快捷導(dǎo)航

使用wxPython和Pandas實(shí)現(xiàn)XLSX分析器和網(wǎng)頁打開器

更新時(shí)間：2024年10月21日 10:41:07 作者：winfredzhang

這篇文章主要為大家詳細(xì)介紹了如何使用wxPython和Pandas實(shí)現(xiàn)XLSX分析器和網(wǎng)頁打開器,文中的示例代碼講解詳細(xì),感興趣的可以了解一下

在本文中，我們將分析一個(gè)使用 wxPython 和 Pandas 庫編寫的 Python 應(yīng)用程序，名為 “XLSX Analyzer and Web Opener”。該應(yīng)用程序的核心功能是：從 Excel 文件中讀取數(shù)據(jù)并顯示在網(wǎng)格中，此外，還允許用戶使用 Google Chrome 批量打開 Excel 文件中的 URL 列表。

C:\pythoncode\new\analysisxlsx.py

全部代碼

import wx
import wx.grid
import pandas as pd
import subprocess
import os

CHROME_PATH = r"C:\Program Files\Google\Chrome\Application\chrome.exe"

class XlsxAnalyzerFrame(wx.Frame):
    def __init__(self):
        super().__init__(parent=None, title='XLSX Analyzer and Web Opener', size=(1200, 800))
        panel = wx.Panel(self)

        main_sizer = wx.BoxSizer(wx.VERTICAL)
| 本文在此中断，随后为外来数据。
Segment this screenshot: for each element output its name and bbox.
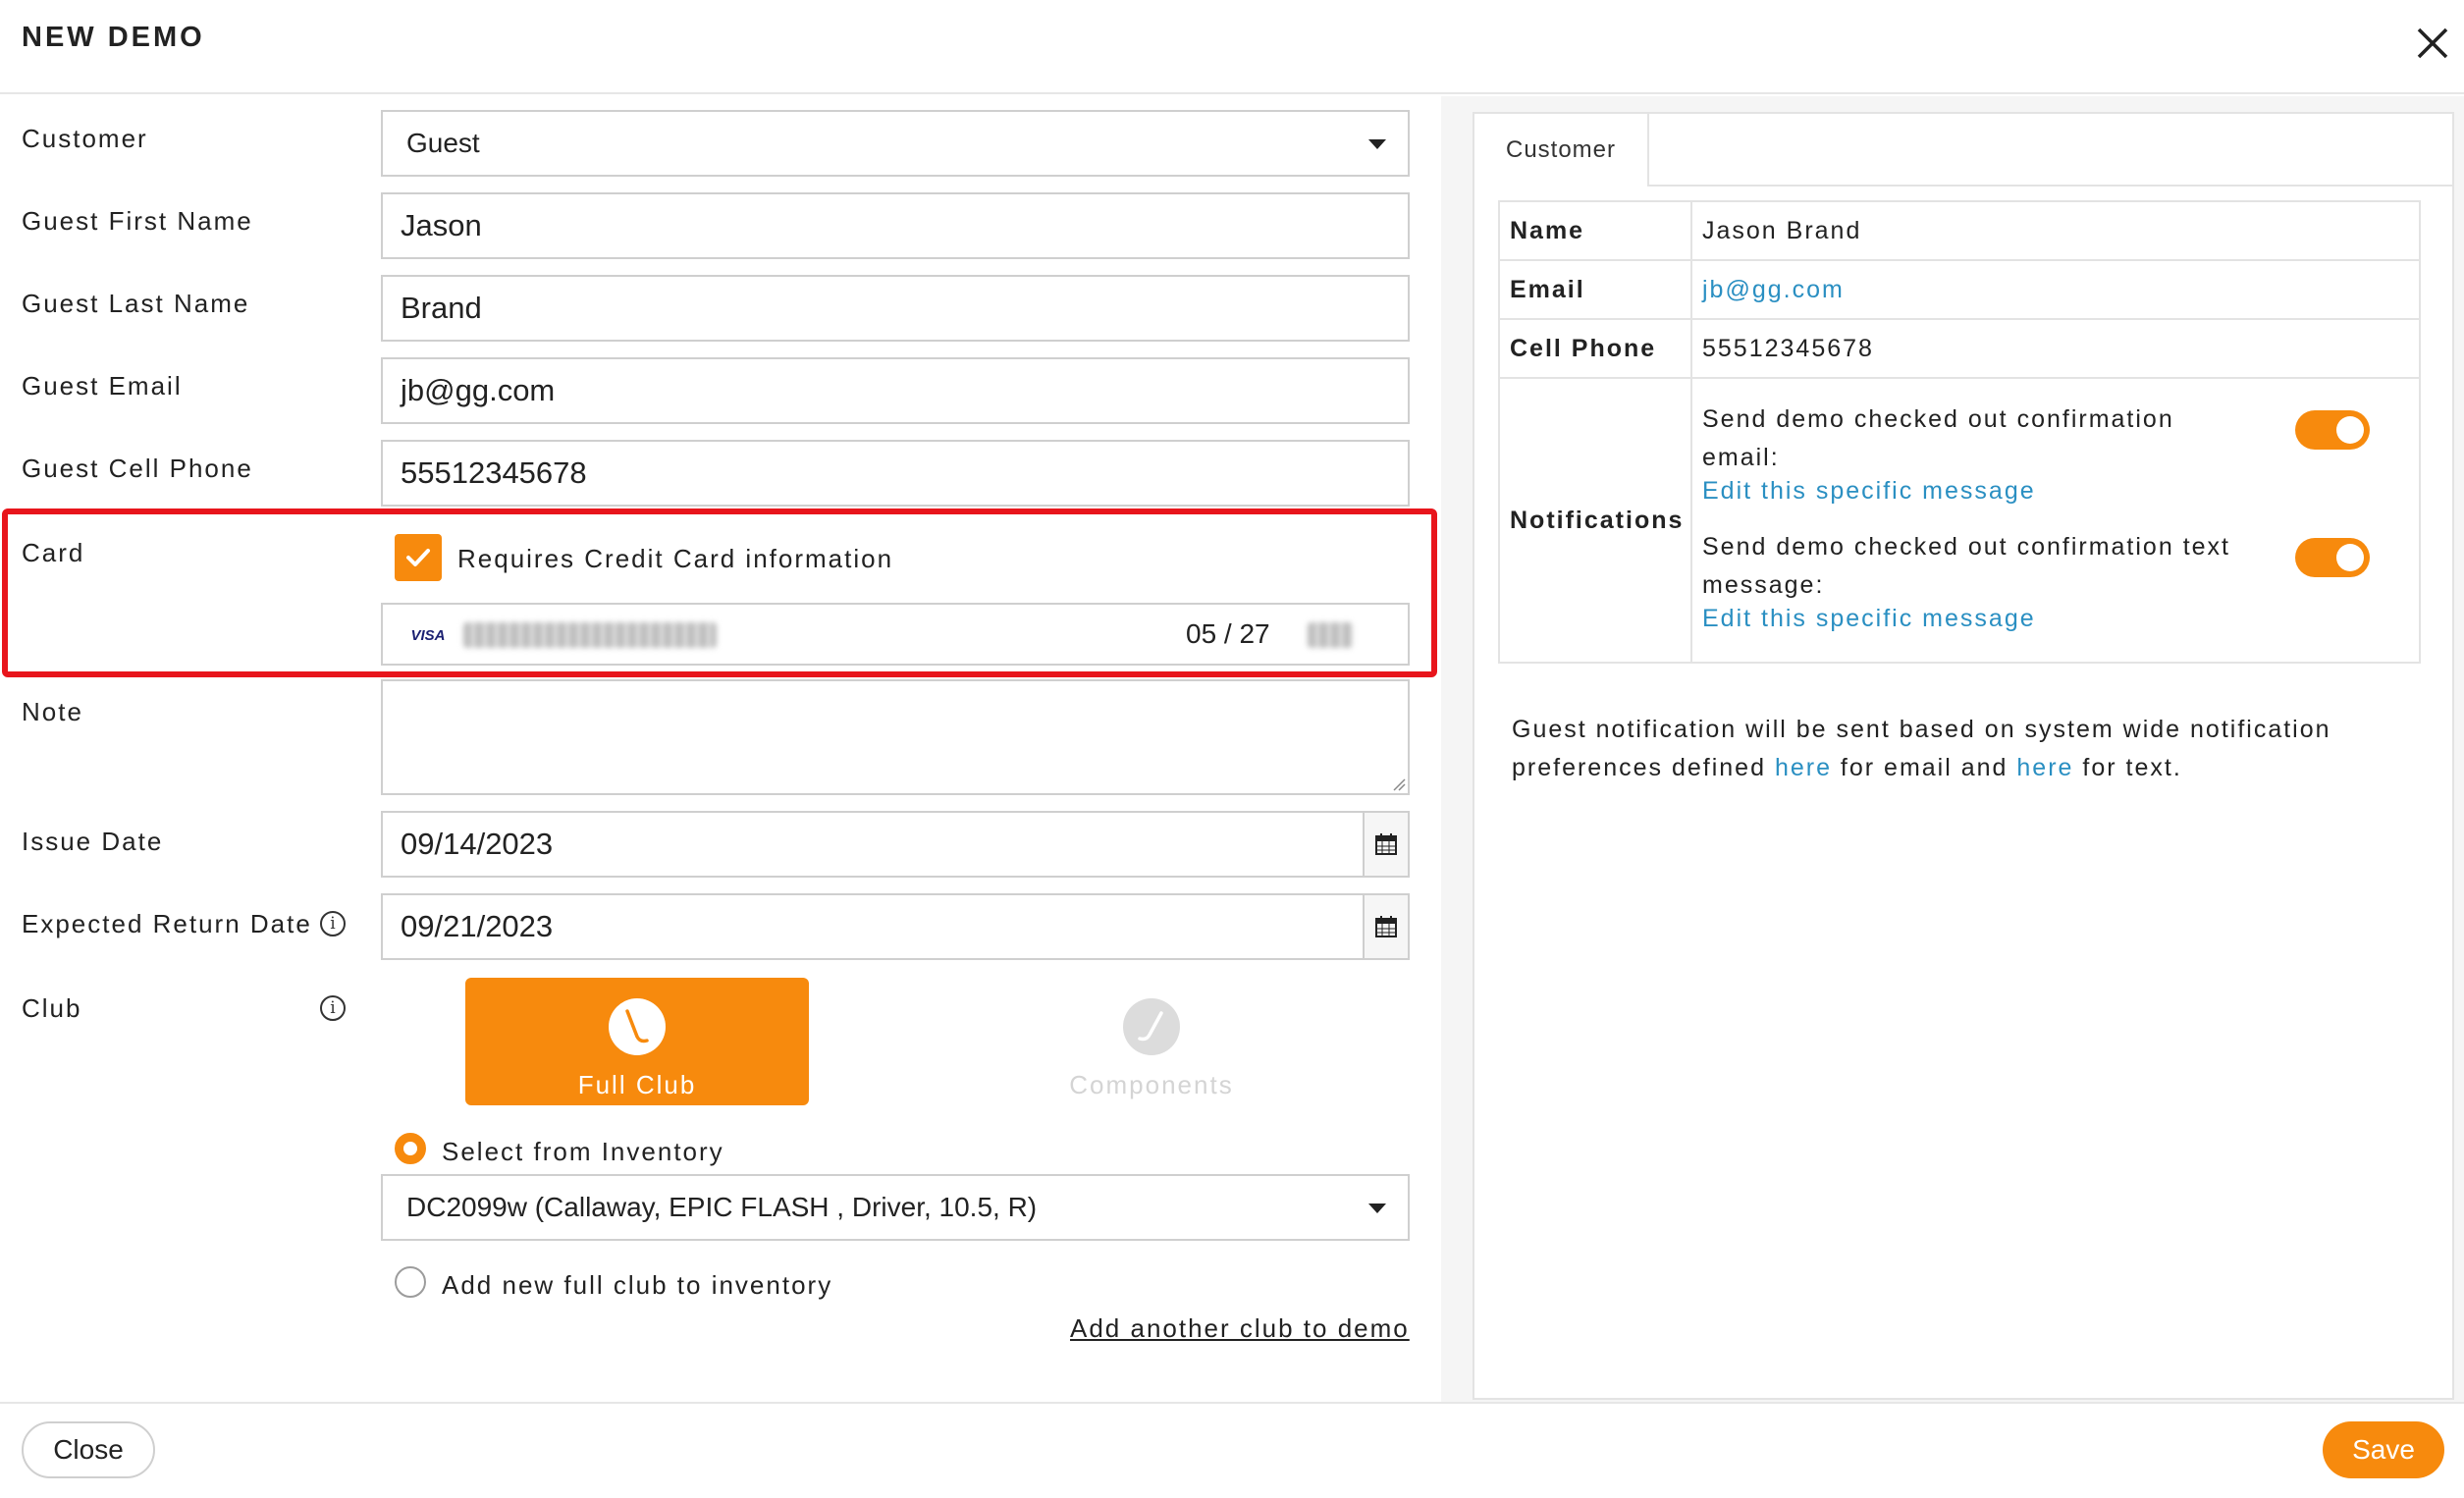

        self.file_picker = wx.FilePickerCtrl(panel, wildcard="Excel files (*.xlsx)|*.xlsx")
        self.file_picker.Bind(wx.EVT_FILEPICKER_CHANGED, self.on_file_selected)
        main_sizer.Add(self.file_picker, 0, wx.ALL | wx.EXPAND, 10)

        self.grid = wx.grid.Grid(panel)
        main_sizer.Add(self.grid, 1, wx.ALL | wx.EXPAND, 10)

        open_button = wx.Button(panel, label='Open URLs in Chrome')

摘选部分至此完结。